Liggins reported on the status of the park at a Royal Palm Beach Village Council meeting Thursday, Nov. 1.
In July, the council gave the contractor an extension to Oct. 31 to finish the park, which was a disappointment to council members who had hoped to have the park ready for last summer’s Fourth of July celebration. Instead, the celebration was held at Lakeside Challenger Park, where the festivities have been held in the past.
“Oct. 31 came and went yesterday, and the park is not completed,” Liggins said, explaining that Village Engineer Chris Marsh had met with the contractor that afternoon.
Marsh said that the contractor, West Construction, had committed to completing the project by Oct. 31.
“That did not happen,” Marsh said. “Their primary excuse was that subcontractors have not performed to the schedule they had expected. They passed the buck, but they are currently in default. That costs them $1,000 per day. The best estimate for the completion from them is 60 days. They will provide more detail on the completion schedule.”
Marsh said West is requesting some minor change orders regarding air conditioning, railings and other items that will be presented for council approval at its next meeting. “There are a lot of small items that, unfortunately, are going to add up to a significant cost, but they are committed to complete them, and they are aware that they are in default,” Marsh said.
“So, if they go 60 days, we get $60,000 off the bill?” Mayor Matty Mattioli asked.

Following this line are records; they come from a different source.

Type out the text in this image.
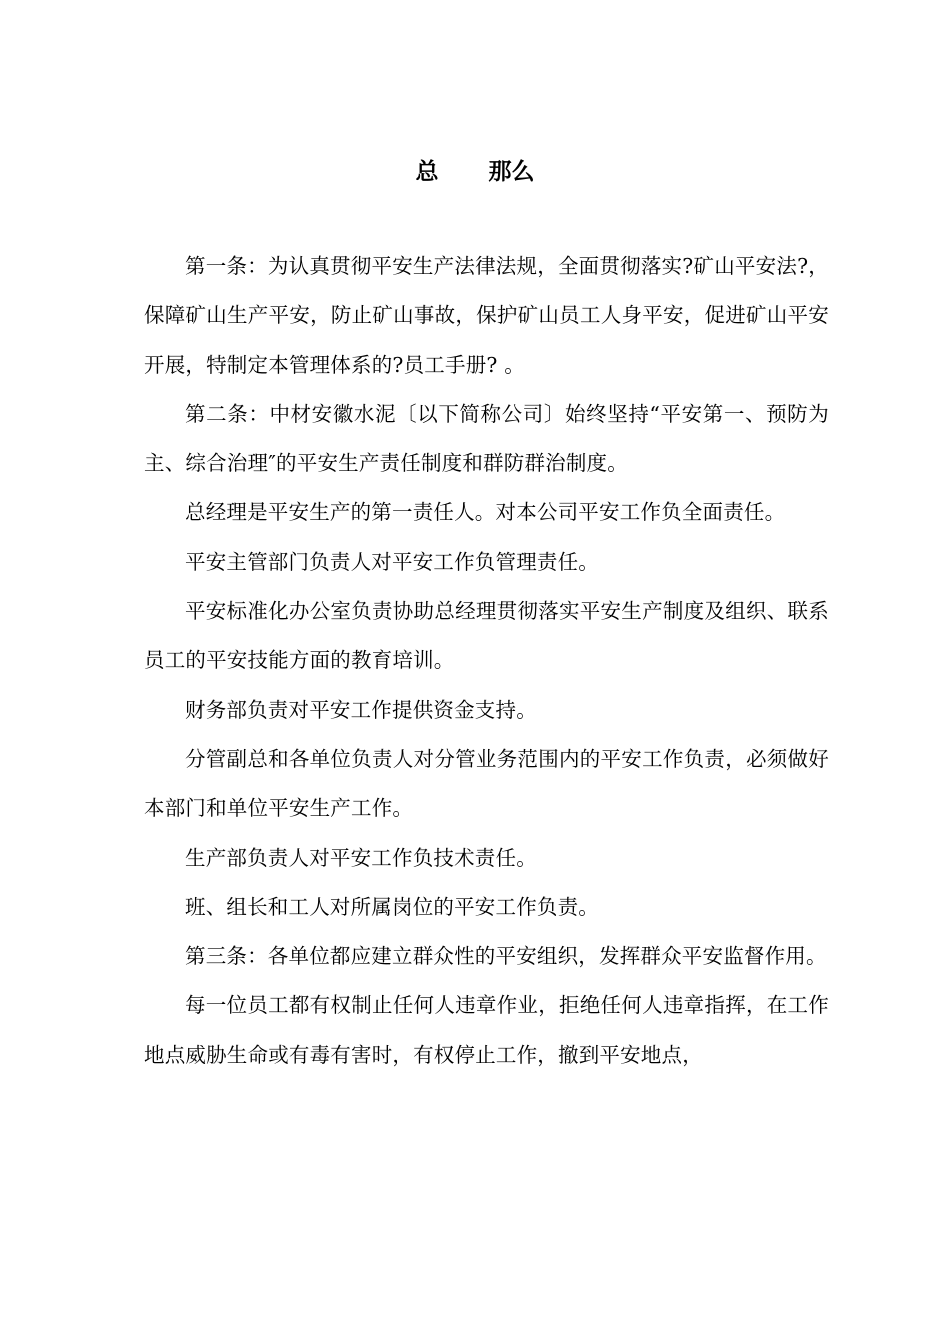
总 那么

第一条：为认真贯彻平安生产法律法规，全面贯彻落实?矿山平安法?，保障矿山生产平安，防止矿山事故，保护矿山员工人身平安，促进矿山平安开展，特制定本管理体系的?员工手册? 。

第二条：中材安徽水泥〔以下简称公司〕始终坚持“平安第一、预防为主、综合治理″的平安生产责任制度和群防群治制度。

总经理是平安生产的第一责任人。对本公司平安工作负全面责任。

平安主管部门负责人对平安工作负管理责任。

平安标准化办公室负责协助总经理贯彻落实平安生产制度及组织、联系员工的平安技能方面的教育培训。

财务部负责对平安工作提供资金支持。

分管副总和各单位负责人对分管业务范围内的平安工作负责，必须做好本部门和单位平安生产工作。

生产部负责人对平安工作负技术责任。

班、组长和工人对所属岗位的平安工作负责。

第三条：各单位都应建立群众性的平安组织，发挥群众平安监督作用。

每一位员工都有权制止任何人违章作业，拒绝任何人违章指挥，在工作地点威胁生命或有毒有害时，有权停止工作，撤到平安地点，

“That’s correct,” Marsh replied.
Councilwoman Martha Webster asked whether the contractor was having problems managing its subcontractors, and Marsh explained that one of the subcontractors had gone out of business and the contractor had to assume that work.
“There was a period of time where the contractor had to secure materials from the suppliers and get those things back in order, and then, obviously, assume that work by hiring additional subcontractors or doing that work themselves,” Marsh said. “There was some time out there where progress did slow up. It was noticed and brought up to them. At this point, it seems that progress had been made and they are committed to finishing it.”
Marsh also confirmed a question from Mattioli regarding an irrigation contractor holding up progress. However, removing that contractor at this point would cause further delays. “Obviously, if one subcontractor falls, another is affected,” Marsh said. “It is a complicated project with lots of subcontractors.”